富士通は5月26日、AIを活用して、カメラで撮影した映像から正しい手洗いができているかを判定する映像認識技術を開発したと発表した。食品を扱う事業者の手洗い確認を自動化して、手洗いの実施漏れや目視による確認業務の負荷を軽減する。
富士通の開発した「行動分析技術 Actlyzer 手洗い動作認識」は、映像認識AI「Actlyzer」に手指の認識機能を追加したもの。両手の動きをまとめて認識する「両手形状認識エンジン」と、手をこする反復動作を認識する「動き認識エンジン」を組み合わせ、両手が重なった状態や泡で手が隠れた状態でも誤認識を防ぐという。
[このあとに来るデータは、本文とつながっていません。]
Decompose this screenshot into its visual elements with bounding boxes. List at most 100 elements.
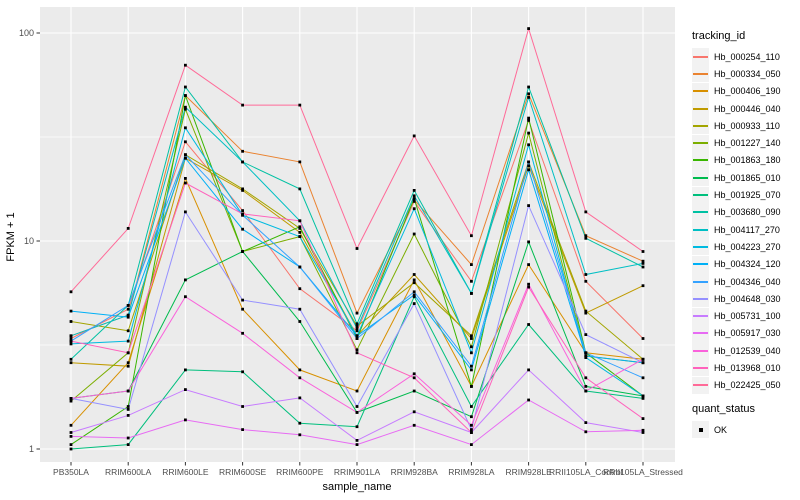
x-tick-label: RRIM928BA [391,467,439,477]
data-point [241,189,244,192]
data-point [126,351,130,355]
data-point [584,333,588,336]
legend-key [692,48,709,66]
quant-legend-key [692,421,709,439]
data-point [355,411,359,414]
legend-line-swatch [693,349,708,352]
data-point [355,351,359,355]
data-point [584,421,588,424]
data-point [355,311,359,315]
legend-item: Hb_004346_040 [692,273,798,290]
data-point [241,160,244,164]
data-point [584,311,588,315]
data-point [355,439,359,442]
data-point [584,279,588,283]
legend-line-swatch [693,263,708,266]
data-point [641,357,645,361]
data-point [69,443,73,446]
legend-key [692,134,709,152]
data-point [355,324,359,328]
data-point [241,298,244,302]
legend-line-swatch [693,315,708,318]
data-point [412,273,416,276]
legend-key [692,307,709,325]
legend-line-swatch [693,194,708,197]
data-point [69,339,73,343]
data-point [184,94,187,97]
legend-line-swatch [693,90,708,93]
data-point [69,361,73,365]
data-point [527,285,530,289]
data-point [355,247,359,250]
data-point [69,435,73,438]
data-point [298,160,302,164]
legend-line-swatch [693,297,708,300]
data-point [184,181,187,185]
x-tick-label: RRIM600SE [219,467,267,477]
data-point [126,405,130,408]
data-point [470,292,473,295]
y-tick-label: 10 [24,236,34,246]
data-point [126,361,130,365]
data-point [470,345,473,349]
legend-item: Hb_001865_010 [692,169,798,187]
data-point [470,263,473,266]
legend-label: Hb_004117_270 [714,224,780,235]
data-point [184,126,187,130]
legend-item: Hb_001863_180 [692,151,798,169]
legend-line-swatch [693,245,708,248]
data-point [355,389,359,393]
data-point [527,398,530,402]
data-point [184,210,187,214]
data-point [470,415,473,419]
legend-key [692,65,709,83]
legend-label: Hb_022425_050 [714,380,781,391]
x-axis-title: sample_name [322,481,391,493]
data-point [584,351,588,355]
data-point [355,337,359,340]
data-point [641,394,645,398]
data-point [355,443,359,446]
x-tick-label: RRIM928LA [448,467,495,477]
legend-item: Hb_000334_050 [692,65,798,83]
data-point [584,389,588,393]
data-point [641,337,645,340]
data-point [412,189,416,192]
x-tick-label: RRIM600LE [162,467,209,477]
legend-key [692,186,709,204]
data-point [412,389,416,393]
data-point [412,232,416,236]
data-point [184,418,187,422]
data-point [412,376,416,380]
data-point [298,433,302,437]
data-point [355,329,359,333]
data-point [126,443,130,446]
data-point [69,309,73,313]
data-point [69,320,73,323]
data-point [184,105,187,109]
legend-key [692,151,709,169]
data-point [69,337,73,340]
legend-items: Hb_000254_110 Hb_000334_050 Hb_000406_190 H… [692,48,798,394]
legend-item: Hb_012539_040 [692,342,798,360]
data-point [241,149,244,153]
legend-line-swatch [693,384,708,387]
x-tick-label: RRII105LA_Control [549,467,623,477]
data-point [184,156,187,160]
data-point [641,250,645,253]
legend-key [692,359,709,377]
data-point [470,385,473,388]
data-point [126,414,130,417]
data-point [69,431,73,434]
legend-line-swatch [693,280,708,283]
data-point [184,278,187,282]
data-point [470,337,473,340]
legend-item: Hb_022425_050 [692,376,798,394]
data-point [298,376,302,380]
legend-label: Hb_005731_100 [714,311,781,322]
data-point [527,143,530,147]
data-point [412,207,416,211]
data-point [298,187,302,191]
legend-key [692,324,709,342]
quant-legend-label: OK [714,424,728,435]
2つのエンジンを相互に連携させてデータの整合性をとり、手をこするのに関係しない動作の誤検出を防ぐとともに、両手の形状認識の補正も行う。
厚生労働省が推奨する正しい手の洗い方6ステップがそれぞれ実施できているかは95%、手をこすった回数は90%の精度で判定できるという。
開発背景には、6月に施行予定の「食品衛生法等の一部を改正する法律」がある。同法により衛生管理基準「HACCP」にのっとった衛生管理が義務化される。食品などを扱う事業者は、自己申告や監視員による目視などで手洗いの実施を確認しているが、人による確認では実施漏れや人員の確保などが課題だった。
今後は現場での実証実験を進める。富士通のAI技術「FUJITSU Human Centric AI Zinrai」の技術の一つとして研究開発も進める。